Frieda felt very honoured when Legion chaplain Marj McLeod asked her to serve as the War Mother this year.

“I think it’s still important that we remember our veterans. I hope they keep Remembrance Day going,” she said.

A brief history of the South Saskatchewan Regiment

The amalgamation of two existing regiments, the Weyburn Regiment and the Saskatchewan Border Regiment, brought about the establishment of the South Saskatchewan Regiment on Dec. 15, 1936, and it was mobilized once again as the South Saskatchewan Regiment, C.A.S.F., on Sept. 1, 1939.

The South Saskatchewan Regiment took part in an operation that has not been forgotten, the Dieppe Raid, on Aug. 19, 1942. Brave soldiers from the Regiment pushed over the beach at Dieppe in the early morning and entered the small village of Pourville, France, believing that surprise had been achieved.

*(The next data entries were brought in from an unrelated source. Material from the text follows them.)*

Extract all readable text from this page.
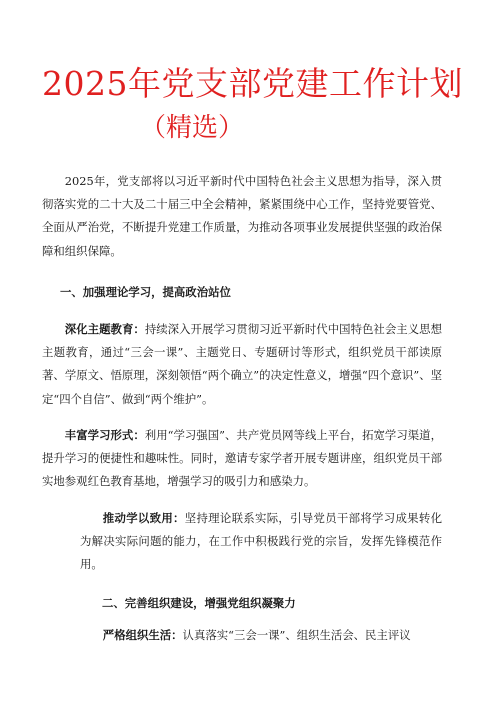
2025年党支部党建工作计划
（精选）

2025年，党支部将以习近平新时代中国特色社会主义思想为指导，深入贯彻落实党的二十大及二十届三中全会精神，紧紧围绕中心工作，坚持党要管党、全面从严治党，不断提升党建工作质量，为推动各项事业发展提供坚强的政治保障和组织保障。

一、加强理论学习，提高政治站位

深化主题教育：持续深入开展学习贯彻习近平新时代中国特色社会主义思想主题教育，通过“三会一课”、主题党日、专题研讨等形式，组织党员干部读原著、学原文、悟原理，深刻领悟“两个确立”的决定性意义，增强“四个意识”、坚定“四个自信”、做到“两个维护”。

丰富学习形式：利用“学习强国”、共产党员网等线上平台，拓宽学习渠道，提升学习的便捷性和趣味性。同时，邀请专家学者开展专题讲座，组织党员干部实地参观红色教育基地，增强学习的吸引力和感染力。

推动学以致用：坚持理论联系实际，引导党员干部将学习成果转化为解决实际问题的能力，在工作中积极践行党的宗旨，发挥先锋模范作用。

二、完善组织建设，增强党组织凝聚力

严格组织生活：认真落实“三会一课”、组织生活会、民主评议
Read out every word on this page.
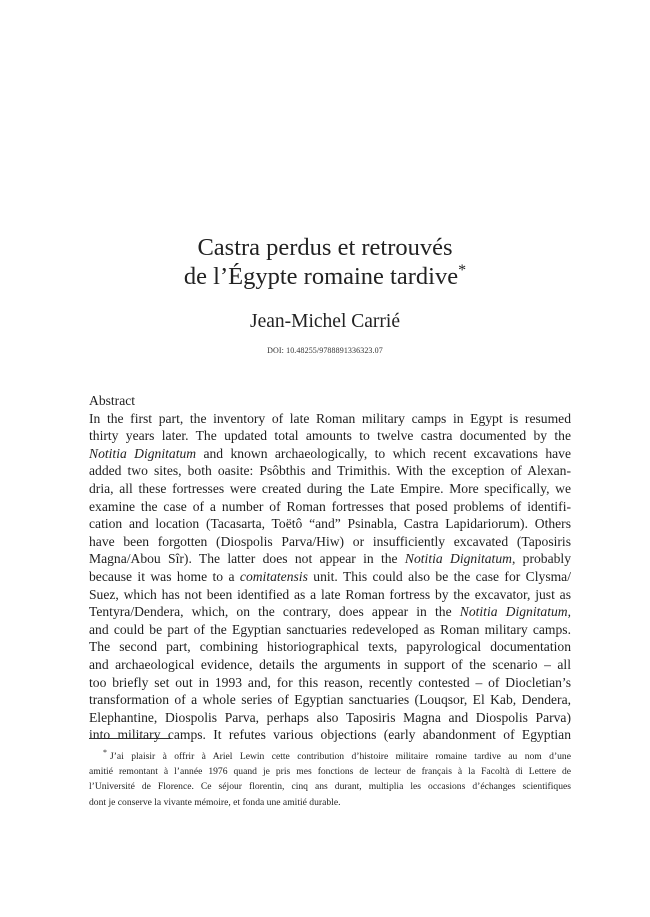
Castra perdus et retrouvés
de l’Égypte romaine tardive*
Jean-Michel Carrié
DOI: 10.48255/9788891336323.07
Abstract
In the first part, the inventory of late Roman military camps in Egypt is resumed
thirty years later. The updated total amounts to twelve castra documented by the
Notitia Dignitatum and known archaeologically, to which recent excavations have
added two sites, both oasite: Psôbthis and Trimithis. With the exception of Alexan-
dria, all these fortresses were created during the Late Empire. More specifically, we
examine the case of a number of Roman fortresses that posed problems of identifi-
cation and location (Tacasarta, Toëtô “and” Psinabla, Castra Lapidariorum). Others
have been forgotten (Diospolis Parva/Hiw) or insufficiently excavated (Taposiris
Magna/Abou Sîr). The latter does not appear in the Notitia Dignitatum, probably
because it was home to a comitatensis unit. This could also be the case for Clysma/
Suez, which has not been identified as a late Roman fortress by the excavator, just as
Tentyra/Dendera, which, on the contrary, does appear in the Notitia Dignitatum,
and could be part of the Egyptian sanctuaries redeveloped as Roman military camps.
The second part, combining historiographical texts, papyrological documentation
and archaeological evidence, details the arguments in support of the scenario – all
too briefly set out in 1993 and, for this reason, recently contested – of Diocletian’s
transformation of a whole series of Egyptian sanctuaries (Louqsor, El Kab, Dendera,
Elephantine, Diospolis Parva, perhaps also Taposiris Magna and Diospolis Parva)
into military camps. It refutes various objections (early abandonment of Egyptian
* J’ai plaisir à offrir à Ariel Lewin cette contribution d’histoire militaire romaine tardive au nom d’une
amitié remontant à l’année 1976 quand je pris mes fonctions de lecteur de français à la Facoltà di Lettere de
l’Université de Florence. Ce séjour florentin, cinq ans durant, multiplia les occasions d’échanges scientifiques
dont je conserve la vivante mémoire, et fonda une amitié durable.
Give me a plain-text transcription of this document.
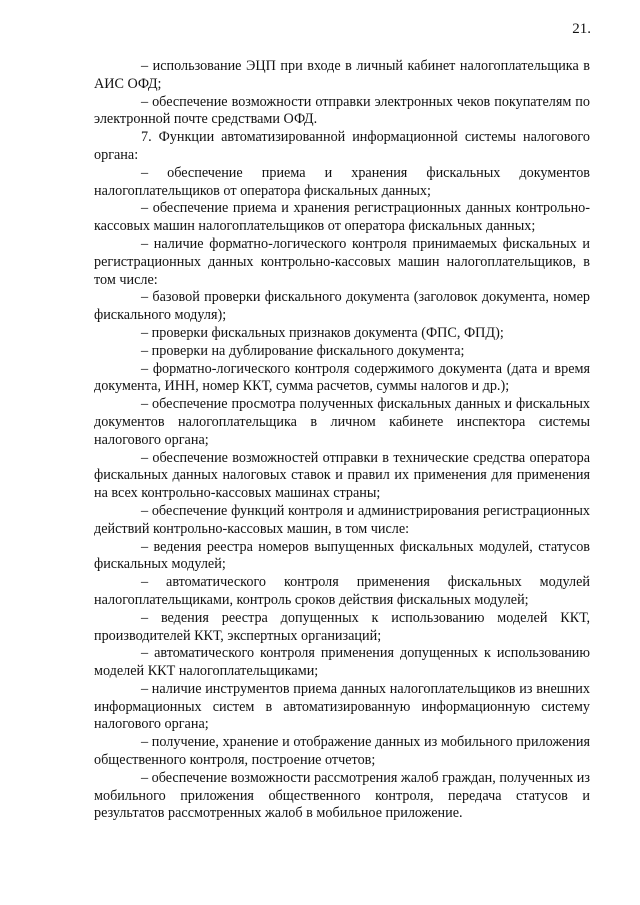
21.

– использование ЭЦП при входе в личный кабинет налогоплательщика в АИС ОФД;

– обеспечение возможности отправки электронных чеков покупателям по электронной почте средствами ОФД.

7. Функции автоматизированной информационной системы налогового органа:

– обеспечение приема и хранения фискальных документов налогоплательщиков от оператора фискальных данных;

– обеспечение приема и хранения регистрационных данных контрольно-кассовых машин налогоплательщиков от оператора фискальных данных;

– наличие форматно-логического контроля принимаемых фискальных и регистрационных данных контрольно-кассовых машин налогоплательщиков, в том числе:

– базовой проверки фискального документа (заголовок документа, номер фискального модуля);

– проверки фискальных признаков документа (ФПС, ФПД);

– проверки на дублирование фискального документа;

– форматно-логического контроля содержимого документа (дата и время документа, ИНН, номер ККТ, сумма расчетов, суммы налогов и др.);

– обеспечение просмотра полученных фискальных данных и фискальных документов налогоплательщика в личном кабинете инспектора системы налогового органа;

– обеспечение возможностей отправки в технические средства оператора фискальных данных налоговых ставок и правил их применения для применения на всех контрольно-кассовых машинах страны;

– обеспечение функций контроля и администрирования регистрационных действий контрольно-кассовых машин, в том числе:

– ведения реестра номеров выпущенных фискальных модулей, статусов фискальных модулей;

– автоматического контроля применения фискальных модулей налогоплательщиками, контроль сроков действия фискальных модулей;

– ведения реестра допущенных к использованию моделей ККТ, производителей ККТ, экспертных организаций;

– автоматического контроля применения допущенных к использованию моделей ККТ налогоплательщиками;

– наличие инструментов приема данных налогоплательщиков из внешних информационных систем в автоматизированную информационную систему налогового органа;

– получение, хранение и отображение данных из мобильного приложения общественного контроля, построение отчетов;

– обеспечение возможности рассмотрения жалоб граждан, полученных из мобильного приложения общественного контроля, передача статусов и результатов рассмотренных жалоб в мобильное приложение.
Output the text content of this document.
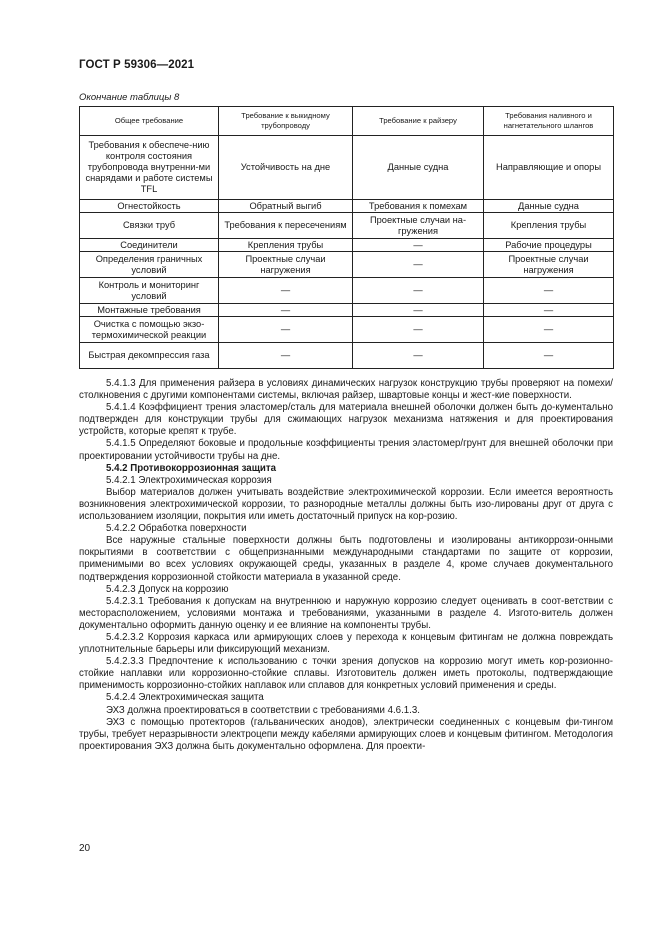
ГОСТ Р 59306—2021
Окончание таблицы 8
Общее требование	Требование к выкидному трубопроводу	Требование к райзеру	Требования наливного и нагнетательного шлангов
Требования к обеспече-нию контроля состояния трубопровода внутренни-ми снарядами и работе системы TFL	Устойчивость на дне	Данные судна	Направляющие и опоры
Огнестойкость	Обратный выгиб	Требования к помехам	Данные судна
Связки труб	Требования к пересечениям	Проектные случаи на-гружения	Крепления трубы
Соединители	Крепления трубы	—	Рабочие процедуры
Определения граничных условий	Проектные случаи нагружения	—	Проектные случаи нагружения
Контроль и мониторинг условий	—	—	—
Монтажные требования	—	—	—
Очистка с помощью экзо-термохимической реакции	—	—	—
Быстрая декомпрессия газа	—	—	—

5.4.1.3 Для применения райзера в условиях динамических нагрузок конструкцию трубы проверяют на помехи/столкновения с другими компонентами системы, включая райзер, швартовые концы и жест-кие поверхности.

5.4.1.4 Коэффициент трения эластомер/сталь для материала внешней оболочки должен быть до-кументально подтвержден для конструкции трубы для сжимающих нагрузок механизма натяжения и для проектирования устройств, которые крепят к трубе.

5.4.1.5 Определяют боковые и продольные коэффициенты трения эластомер/грунт для внешней оболочки при проектировании устойчивости трубы на дне.

5.4.2 Противокоррозионная защита

5.4.2.1 Электрохимическая коррозия

Выбор материалов должен учитывать воздействие электрохимической коррозии. Если имеется вероятность возникновения электрохимической коррозии, то разнородные металлы должны быть изо-лированы друг от друга с использованием изоляции, покрытия или иметь достаточный припуск на кор-розию.

5.4.2.2 Обработка поверхности

Все наружные стальные поверхности должны быть подготовлены и изолированы антикоррози-онными покрытиями в соответствии с общепризнанными международными стандартами по защите от коррозии, применимыми во всех условиях окружающей среды, указанных в разделе 4, кроме случаев документального подтверждения коррозионной стойкости материала в указанной среде.

5.4.2.3 Допуск на коррозию

5.4.2.3.1 Требования к допускам на внутреннюю и наружную коррозию следует оценивать в соот-ветствии с месторасположением, условиями монтажа и требованиями, указанными в разделе 4. Изгото-витель должен документально оформить данную оценку и ее влияние на компоненты трубы.

5.4.2.3.2 Коррозия каркаса или армирующих слоев у перехода к концевым фитингам не должна повреждать уплотнительные барьеры или фиксирующий механизм.

5.4.2.3.3 Предпочтение к использованию с точки зрения допусков на коррозию могут иметь кор-розионно-стойкие наплавки или коррозионно-стойкие сплавы. Изготовитель должен иметь протоколы, подтверждающие применимость коррозионно-стойких наплавок или сплавов для конкретных условий применения и среды.

5.4.2.4 Электрохимическая защита

ЭХЗ должна проектироваться в соответствии с требованиями 4.6.1.3.

ЭХЗ с помощью протекторов (гальванических анодов), электрически соединенных с концевым фи-тингом трубы, требует неразрывности электроцепи между кабелями армирующих слоев и концевым фитингом. Методология проектирования ЭХЗ должна быть документально оформлена. Для проекти-

20
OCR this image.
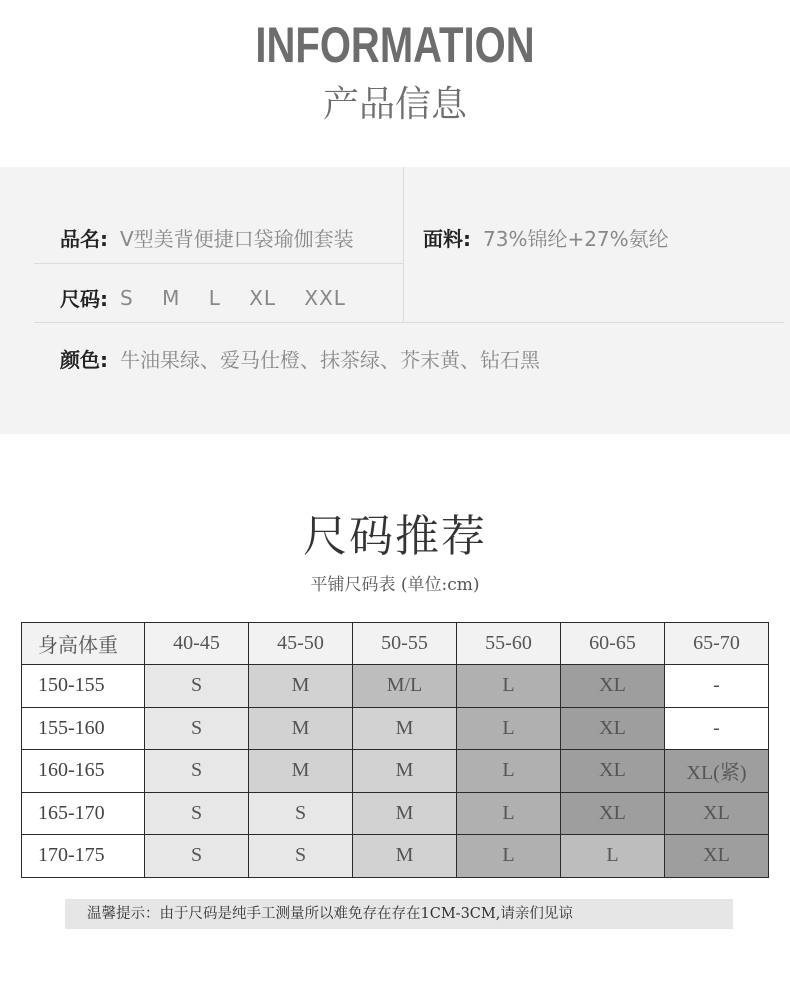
INFORMATION
产品信息
品名: V型美背便捷口袋瑜伽套装	面料: 73%锦纶+27%氨纶
尺码: S M L XL XXL
颜色: 牛油果绿、爱马仕橙、抹茶绿、芥末黄、钻石黑
尺码推荐
平铺尺码表 (单位:cm)
身高体重	40-45	45-50	50-55	55-60	60-65	65-70
150-155	S	M	M/L	L	XL	-
155-160	S	M	M	L	XL	-
160-165	S	M	M	L	XL	XL(紧)
165-170	S	S	M	L	XL	XL
170-175	S	S	M	L	L	XL
温馨提示：由于尺码是纯手工测量所以难免存在存在1CM-3CM,请亲们见谅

To their dismay, however, the Germans had detected the raid and the South Saskatchewan Regiment was met with heavy gun fire by the enemy. By the end of the Dieppe Raid the South Saskatchewan Regiment had suffered 84 casualties.

From Dieppe, the troops moved into Normandy on July 8,1944 as a unit of the Sixth Infantry Brigade, Second Canadian Infantry Division. They were stationed there until the end of the war and were disbanded on Dec.15, 1945.

To commemorate the Regiment's hard work and bravery in the Dieppe Raid, a monument was erected at Pourville, just west of Dieppe, where the Regiment landed on that ill-fated day.